The files in a file system are collections of data; the file holding the sources to this chapter is an ASCII file called filesystems.tex. A file system not only holds the data that is contained within the files of the file system but also the structure of the file system. It holds all of the information that Linux users and processes see as files, directories soft links, file protection information and so on. Moreover it must hold that information safely and securely, the basic integrity of the operating system depends on its file systems. Nobody would use an operating system that randomly lost data and files1.
Minix, the first file system that Linux had is rather restrictive and lacking in performance.
Its filenames cannot be longer than 14 characters (which is still better than 8.3 filenames) and the maximum file size is 64MBytes. 64Mbytes might at first glance seem large enough but large file sizes are necessary to hold even modest databases. The first file system designed specifically for Linux, the Extended File system, or EXT, was introduced in April 1992 and cured a lot of the problems but it was still felt to lack performance.
So, in 1993, the Second Extended File system, or EXT2, was added. It is this file system that is described in detail later.
An important development took place when the EXT file system was added into Linux.
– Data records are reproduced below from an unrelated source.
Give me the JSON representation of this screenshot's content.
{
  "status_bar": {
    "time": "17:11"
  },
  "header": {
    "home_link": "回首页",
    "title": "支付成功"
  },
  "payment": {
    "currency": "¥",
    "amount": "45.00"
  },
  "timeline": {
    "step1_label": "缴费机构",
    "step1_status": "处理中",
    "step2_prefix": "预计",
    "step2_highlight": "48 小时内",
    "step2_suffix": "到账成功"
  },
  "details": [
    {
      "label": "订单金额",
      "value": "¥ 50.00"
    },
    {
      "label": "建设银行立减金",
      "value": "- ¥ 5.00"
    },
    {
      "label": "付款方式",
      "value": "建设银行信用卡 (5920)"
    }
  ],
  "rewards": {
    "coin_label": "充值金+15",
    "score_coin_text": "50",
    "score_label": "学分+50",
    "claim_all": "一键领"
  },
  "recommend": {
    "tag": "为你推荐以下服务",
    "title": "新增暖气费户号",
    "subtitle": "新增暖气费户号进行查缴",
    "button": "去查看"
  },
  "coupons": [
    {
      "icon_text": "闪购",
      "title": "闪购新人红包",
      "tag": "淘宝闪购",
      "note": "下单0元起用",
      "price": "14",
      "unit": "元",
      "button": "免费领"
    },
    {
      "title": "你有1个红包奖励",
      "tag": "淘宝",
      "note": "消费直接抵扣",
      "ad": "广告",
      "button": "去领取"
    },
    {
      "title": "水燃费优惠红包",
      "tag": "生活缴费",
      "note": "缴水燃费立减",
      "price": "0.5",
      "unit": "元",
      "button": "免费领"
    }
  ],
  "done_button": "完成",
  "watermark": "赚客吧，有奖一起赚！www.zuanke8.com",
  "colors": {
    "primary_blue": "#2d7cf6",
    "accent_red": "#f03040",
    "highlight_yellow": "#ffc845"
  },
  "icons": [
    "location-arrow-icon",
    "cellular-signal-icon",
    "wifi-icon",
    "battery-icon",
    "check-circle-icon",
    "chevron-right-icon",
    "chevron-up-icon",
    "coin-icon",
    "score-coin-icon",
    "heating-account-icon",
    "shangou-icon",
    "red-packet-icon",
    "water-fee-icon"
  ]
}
The real file systems were separated from the operating system and system services by an interface layer known as the Virtual File system, or VFS.
VFS allows Linux to support many, often very different, file systems, each presenting a common software interface to the VFS. All of the details of the Linux file systems are translated by software so that all file systems appear identical to the rest of the Linux kernel and to programs running in the system. Linux's Virtual File system layer allows you to transparently mount the many different file systems at the same time.
The Linux Virtual File system is implemented so that access to its files is as fast and efficient as possible. It must also make sure that the files and their data are kept correctly. These two requirements can be at odds with each other. The Linux VFS caches information in memory from each file system as it is mounted and used. A lot of care must be taken to update the file system correctly as data within these caches is modified as files and directories are created, written to and deleted. If you could see the file system's data structures within the running kernel, you would be able to see data blocks being read and written by the file system. Data structures, describing the files and directories being accessed would be created and destroyed and all the time the device drivers would be working away, fetching and saving data. The most important of these caches is the Buffer Cache, which is integrated into the way that the individual file systems access their underlying block devices. As blocks are accessed they are put into the Buffer Cache and kept on various queues depending on their states. The Buffer Cache not only caches data buffers, it also helps manage the asynchronous interface with the block device drivers.